The Forum aims to create a world market to spur production, distribution and use of biofuels, which can also help reduce greenhouse gas emissions which contribute to global warming.
Participants are to advance coordination on priority issues and establish working groups on information exchange and standards and codes.
The forum will convene regular meetings over the coming year to pave the way for an international conference on biofuels in Brazil in 2008.
The initiative was launched less than a week before US President George W. Bush is to visit Brazil to discuss ethanol cooperation with his Brazilian counterpart Luiz Inacio Lula da Silva.
Brazil and the United States together control more than 70 percent of the world's ethanol market, but countries such as China, India and South Africa have huge potential to develop their own biofuel production.
Ethanol is mostly derived from corn in the United States and in Brazil from sugar cane.

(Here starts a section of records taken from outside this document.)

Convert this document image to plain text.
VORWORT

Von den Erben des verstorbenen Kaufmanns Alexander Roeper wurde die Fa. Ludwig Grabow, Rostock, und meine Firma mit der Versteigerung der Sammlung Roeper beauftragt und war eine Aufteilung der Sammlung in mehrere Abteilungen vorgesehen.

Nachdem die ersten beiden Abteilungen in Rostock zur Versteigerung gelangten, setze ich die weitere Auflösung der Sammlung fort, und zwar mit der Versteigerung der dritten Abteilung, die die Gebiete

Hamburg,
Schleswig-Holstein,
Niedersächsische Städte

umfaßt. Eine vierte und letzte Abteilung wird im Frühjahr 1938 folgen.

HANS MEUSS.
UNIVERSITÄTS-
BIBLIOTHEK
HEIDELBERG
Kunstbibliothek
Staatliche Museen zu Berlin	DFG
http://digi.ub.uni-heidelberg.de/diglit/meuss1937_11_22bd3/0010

"By working together we will be able to identify means and ways to help countries with agricultural productive potential to become major energy suppliers," said US Assistant Secretary of State for Western Hemisphere Affairs Thomas Shannon. "This is a huge step forward in the development of a new international understanding of energy."
Use of biofuels such as ethanol means drastically cutting developing countries' dependence on imported oil, redressing their trade imbalances and saving income in order to increase investments in health, education and social development.
It can also create income and reduce the migration of rural populations to urban areas, Patriota noted.
Biofuels are also attractive for developed countries as they can boost energy security by reducing dependence on fossil fuels and reduce greenhouse emissions, he added.
Brazil, which according to a recently unveiled project could produce enough ethanol to replace 10 percent of world gasoline demand in the next 20 years, has offered its expertise in the field to several developing countries.
The Brazilian project, developed with the participation of the government and state-owned oil giant Petrobas, would multiply by 15 times the country's current production of ethanol from sugar cane.
Underpinning Brazil's success has been the mass-marketing since 2003 of hybrid-fuel cars, which consume either pure ethanol or a five-to-one mix of gasoline and ethanol. There are now more than 2.6 million such vehicles in the domestic market.
When he arrives in Brazil next week on the first leg of a week-long Latin American tour, Bush will face pressure to lower US trade tariffs on Brazilian ethanol.
Brazilian foreign minister Celso Amorim stressed Wednesday that ethanol and biofuels in general would be a "very important" theme of the Lula-Bush meeting next Friday in Sao Paulo. "We are interested in forming a global ethanol market," he said.
Amorim said Brazil intended to put the tariffs issue "on the table," but added: "I don't know if that will be resolved all at once."